Contraception by injection of hormones seems less invasive, but more expensive. It requires a first bite after the heat, a reminder 4 months later, then every 5 months.
Chemical sterilization of males
Chemical castration consists of blocking the production of testosterone by hormonal inputs. Two administration techniques are used:
- Direct injection of progestogen, with a short duration of effect (from 3 weeks to a few months),
- The implantation under the skin of a device gradually releasing hormones, for a maximum of one year.
These techniques, simple but subject to contraindications and some side effects, can be repeated several times. Their main interest lies in its reversibility. This can be useful during certain treatments, or to control, on the animal, the behavioral effects of castration and thus confirm the relevance of a future surgical castration.
Chemical sterilizations in animal insurance
The chemical sterilization of companion animals is a relatively recent technique, which still fuels a debate, within the veterinary body, in particular for females, in which these medications are most often reserved for therapeutic purposes.

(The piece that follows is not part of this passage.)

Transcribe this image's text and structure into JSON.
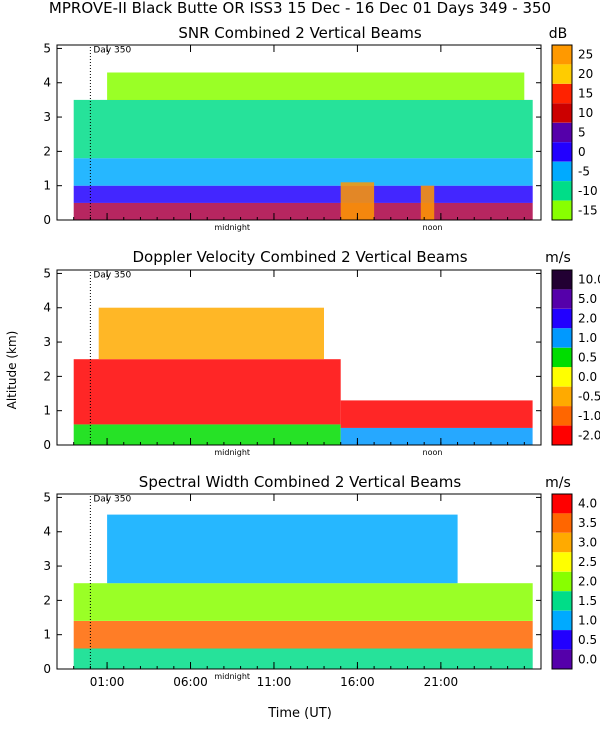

These treatments are still considered, by many insurance companies, as comfort operations. As such, they are generally not supported. The recognized therapeutic use may, for its part, be included in the coverage panel of certain formulas. It is prudent to have the reimbursement conditions confirmed on this subject with your insurer.
The cost of sterilization
The cost ranges associated with sterilizations are wide. They vary according to the sex of the animal, its age, its sexual maturity, its weight, the type of sterilization and the rate freely applied by the veterinarian. Count on average, as an indication:
- Between 300 and 500 € for ovariohysterectomy in bitch and less than € 180 in the cat,
- Between 150 and 300 € for surgical castration in dogs and less than 90 € in cats,
- Between 30 and 80 €, Twice a year for chemical castration.
More generally, the financial consequences of the well-being and the legitimate maintenance of good health of your companion deserve an in-depth examination of the multiple forms of animal insurance. Do not hesitate to consult, free of charge and without risk of commitment, the comparison made available to you on this site.